RUMFORD – The case of a horse rancher here accused of sexually harassing a teenage girl he employed last year will be one of several heard next week by the Maine Human Rights Commission.
Last month, commission chief investigator Barbara Lelli determined there are reasonable grounds to believe that Stephen A. Carter, 56, of Andover Road, subjected the girl to unlawful sexual harassment, according to Lelli’s seven-page report.
Lelli recommended that the commission agree with her finding and attempt to resolve the matter between Carter and the victim, who was 14 and 15 years old at the time she worked for Carter. She referred to the girl as Jane Doe.
The commission will hear and discuss the case after 1 p.m. Monday in the Embassy Room at the Best Western Senator Conference Center at 284 Western Ave. in Augusta.
Reached at his house early Tuesday evening, Carter declined to comment without first conferring with his lawyer in Augusta.
During the investigation, Carter invoked his 5th Amendment right against self-incrimination and didn’t respond to the allegations of sexual harassment.
According to the report, the girl worked for Carter as a helper before and after school and full-time during the summer from May through Sept. 18, 2006. He has seven horses and paid the teenager $6.25 an hour to care for, feed, water and groom the animals.
The report states that the girl accused Carter of kissing her on the mouth and neck on a daily basis, forcing her to the ground and kissing her multiple times while holding her arms above her head, grabbing her thigh, hand, buttocks and breasts, fingering her crotch through her pants, and reaching up her shirt or down her pants.

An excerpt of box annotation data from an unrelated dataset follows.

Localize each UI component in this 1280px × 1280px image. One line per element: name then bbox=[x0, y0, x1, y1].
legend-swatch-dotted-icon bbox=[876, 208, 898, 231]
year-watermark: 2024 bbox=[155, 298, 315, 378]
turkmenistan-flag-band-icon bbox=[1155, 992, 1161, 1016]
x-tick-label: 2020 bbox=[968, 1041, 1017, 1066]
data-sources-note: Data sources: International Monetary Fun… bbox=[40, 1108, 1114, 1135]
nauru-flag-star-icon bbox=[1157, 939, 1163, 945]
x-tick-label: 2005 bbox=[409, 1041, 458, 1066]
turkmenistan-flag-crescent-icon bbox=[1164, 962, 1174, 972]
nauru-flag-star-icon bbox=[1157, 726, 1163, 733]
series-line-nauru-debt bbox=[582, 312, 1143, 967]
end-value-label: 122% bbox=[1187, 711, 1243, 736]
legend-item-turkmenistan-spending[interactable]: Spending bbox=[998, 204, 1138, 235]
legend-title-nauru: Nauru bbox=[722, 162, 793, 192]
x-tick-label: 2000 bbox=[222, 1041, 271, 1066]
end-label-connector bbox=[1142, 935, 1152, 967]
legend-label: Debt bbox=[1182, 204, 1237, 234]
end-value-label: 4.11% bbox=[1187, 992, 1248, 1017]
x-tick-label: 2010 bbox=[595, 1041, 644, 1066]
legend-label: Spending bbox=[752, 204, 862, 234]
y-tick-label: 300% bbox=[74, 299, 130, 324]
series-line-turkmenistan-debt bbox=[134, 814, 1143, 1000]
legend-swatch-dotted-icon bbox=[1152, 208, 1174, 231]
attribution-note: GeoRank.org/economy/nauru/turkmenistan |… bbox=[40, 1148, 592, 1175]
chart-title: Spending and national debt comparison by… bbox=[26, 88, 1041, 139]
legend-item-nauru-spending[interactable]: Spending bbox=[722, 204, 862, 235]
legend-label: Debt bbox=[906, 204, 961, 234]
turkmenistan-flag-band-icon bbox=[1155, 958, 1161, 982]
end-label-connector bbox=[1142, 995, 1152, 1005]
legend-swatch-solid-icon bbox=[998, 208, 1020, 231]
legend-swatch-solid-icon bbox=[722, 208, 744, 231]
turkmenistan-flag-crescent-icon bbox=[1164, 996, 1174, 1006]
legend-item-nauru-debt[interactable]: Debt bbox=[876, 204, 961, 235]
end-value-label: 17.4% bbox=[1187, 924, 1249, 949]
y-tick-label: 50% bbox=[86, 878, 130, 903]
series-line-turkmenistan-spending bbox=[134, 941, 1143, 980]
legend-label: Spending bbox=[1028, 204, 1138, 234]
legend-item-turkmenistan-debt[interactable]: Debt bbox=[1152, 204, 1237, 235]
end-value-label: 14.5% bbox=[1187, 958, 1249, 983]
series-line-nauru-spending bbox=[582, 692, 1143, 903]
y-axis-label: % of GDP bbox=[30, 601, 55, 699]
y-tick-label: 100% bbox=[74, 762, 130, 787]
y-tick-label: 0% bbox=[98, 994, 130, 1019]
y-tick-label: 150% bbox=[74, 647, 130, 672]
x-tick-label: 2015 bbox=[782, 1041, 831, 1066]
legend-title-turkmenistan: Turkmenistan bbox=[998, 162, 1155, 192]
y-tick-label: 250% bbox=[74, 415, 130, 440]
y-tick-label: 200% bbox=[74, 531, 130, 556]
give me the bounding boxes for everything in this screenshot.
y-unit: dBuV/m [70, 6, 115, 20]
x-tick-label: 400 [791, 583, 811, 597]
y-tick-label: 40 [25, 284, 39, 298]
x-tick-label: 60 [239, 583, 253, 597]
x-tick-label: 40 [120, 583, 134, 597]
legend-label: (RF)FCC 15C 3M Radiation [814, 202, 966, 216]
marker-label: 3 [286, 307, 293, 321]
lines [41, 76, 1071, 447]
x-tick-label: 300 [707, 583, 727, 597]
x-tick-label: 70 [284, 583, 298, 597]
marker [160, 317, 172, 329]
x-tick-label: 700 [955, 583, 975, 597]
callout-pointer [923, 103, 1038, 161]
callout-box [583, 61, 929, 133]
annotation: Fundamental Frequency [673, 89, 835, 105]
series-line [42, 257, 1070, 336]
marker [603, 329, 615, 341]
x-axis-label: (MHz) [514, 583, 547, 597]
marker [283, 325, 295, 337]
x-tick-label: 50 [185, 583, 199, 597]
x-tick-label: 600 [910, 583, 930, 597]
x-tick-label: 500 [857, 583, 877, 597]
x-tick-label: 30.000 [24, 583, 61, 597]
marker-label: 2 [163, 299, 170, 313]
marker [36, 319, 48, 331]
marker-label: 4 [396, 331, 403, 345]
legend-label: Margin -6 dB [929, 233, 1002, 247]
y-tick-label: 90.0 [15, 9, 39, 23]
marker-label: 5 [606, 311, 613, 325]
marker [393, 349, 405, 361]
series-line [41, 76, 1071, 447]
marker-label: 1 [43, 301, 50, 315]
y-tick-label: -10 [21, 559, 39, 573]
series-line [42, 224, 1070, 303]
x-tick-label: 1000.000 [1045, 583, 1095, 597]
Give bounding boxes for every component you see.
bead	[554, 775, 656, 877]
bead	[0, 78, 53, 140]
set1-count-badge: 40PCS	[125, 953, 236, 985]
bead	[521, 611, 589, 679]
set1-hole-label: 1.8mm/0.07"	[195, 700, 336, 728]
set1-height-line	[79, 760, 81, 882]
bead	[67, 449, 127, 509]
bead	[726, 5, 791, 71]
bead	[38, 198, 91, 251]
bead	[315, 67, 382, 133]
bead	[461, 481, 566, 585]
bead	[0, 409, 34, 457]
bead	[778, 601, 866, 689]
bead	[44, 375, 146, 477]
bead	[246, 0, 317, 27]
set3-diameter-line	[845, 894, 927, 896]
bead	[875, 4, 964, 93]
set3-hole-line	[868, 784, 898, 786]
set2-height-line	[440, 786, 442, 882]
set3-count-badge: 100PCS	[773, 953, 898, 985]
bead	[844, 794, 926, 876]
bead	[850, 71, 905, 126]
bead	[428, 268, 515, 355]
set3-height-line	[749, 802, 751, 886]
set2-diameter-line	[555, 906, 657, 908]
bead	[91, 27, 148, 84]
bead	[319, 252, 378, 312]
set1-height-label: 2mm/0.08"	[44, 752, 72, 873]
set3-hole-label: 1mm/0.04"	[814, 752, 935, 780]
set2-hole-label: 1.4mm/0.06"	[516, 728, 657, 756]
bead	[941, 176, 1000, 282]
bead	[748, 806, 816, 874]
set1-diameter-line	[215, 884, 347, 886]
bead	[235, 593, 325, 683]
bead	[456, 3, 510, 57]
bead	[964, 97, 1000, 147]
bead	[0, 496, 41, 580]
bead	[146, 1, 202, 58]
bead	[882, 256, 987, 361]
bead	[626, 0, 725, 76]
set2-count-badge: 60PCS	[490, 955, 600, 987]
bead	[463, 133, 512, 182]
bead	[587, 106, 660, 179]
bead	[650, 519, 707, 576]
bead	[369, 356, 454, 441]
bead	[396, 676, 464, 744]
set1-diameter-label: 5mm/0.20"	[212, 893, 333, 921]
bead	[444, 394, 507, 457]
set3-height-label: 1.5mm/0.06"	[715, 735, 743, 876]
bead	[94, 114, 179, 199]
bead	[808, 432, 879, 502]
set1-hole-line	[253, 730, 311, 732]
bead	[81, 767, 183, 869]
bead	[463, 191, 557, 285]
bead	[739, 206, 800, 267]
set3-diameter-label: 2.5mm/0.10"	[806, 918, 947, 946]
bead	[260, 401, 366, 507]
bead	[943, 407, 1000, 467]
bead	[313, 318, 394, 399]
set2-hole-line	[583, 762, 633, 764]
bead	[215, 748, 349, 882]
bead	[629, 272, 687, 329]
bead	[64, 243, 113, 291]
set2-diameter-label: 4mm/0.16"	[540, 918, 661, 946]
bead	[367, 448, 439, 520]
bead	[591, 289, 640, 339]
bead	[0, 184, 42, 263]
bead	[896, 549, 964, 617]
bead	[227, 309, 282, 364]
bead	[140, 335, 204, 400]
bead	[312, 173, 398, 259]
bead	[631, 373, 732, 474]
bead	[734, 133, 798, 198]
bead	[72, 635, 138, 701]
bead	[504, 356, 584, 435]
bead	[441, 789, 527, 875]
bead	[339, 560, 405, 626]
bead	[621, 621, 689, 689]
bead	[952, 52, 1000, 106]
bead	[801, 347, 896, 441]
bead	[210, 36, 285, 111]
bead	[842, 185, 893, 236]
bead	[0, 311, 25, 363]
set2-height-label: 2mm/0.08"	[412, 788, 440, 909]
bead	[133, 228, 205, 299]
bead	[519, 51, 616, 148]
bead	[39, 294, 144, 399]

The teenager also accused Carter of forcing her to quit other jobs so she could learn more about horses by working for him, punishing her by refusing to let her work if she spent time with a friend, rewarded her with gifts and promised her advanced horse-training opportunities if she agreed to spend time with him and let him kiss and fondle her.
“Mr. Carter’s abuse of (the victim) was ultimately so severe that it not only forced her to resign, it also caused her to seek professional mental health assistance,” Lelli said in the report.
The report also includes information from Rumford police Detective Lt. Mark Cayer’s investigation into the matter in mid-September 2006.
According to a statement to Cayer signed by Carter on Sept. 22, 2006, Carter said, “I … admitted wrongdoing, in that during the summer … I made inappropriate passes to (Jane Doe) by feeling her breast and buttocks on several occasions … I don’t believe I did it more than five times.”
Contacted Tuesday afternoon, Cayer said he charged Carter with unlawful sexual touching and referred the matter to the District Attorney’s Office in Paris, but that office declined to prosecute, telling Cayer there wasn’t enough evidence.
“I felt there was adequate probable cause for the charges,” Cayer said.
A secretary at the District Attorney’s Office said Tuesday afternoon that prosecutors there declined to pursue the case in November 2006, but said she would not explain why or discuss any aspect of the case.
Patricia E. Ryan, executive director of the Maine Human Rights Commission, said that if the commission adopts Lelli’s recommendation, it’s required by law to try to resolve the matter before filing a lawsuit against Carter in one of Maine’s superior courts.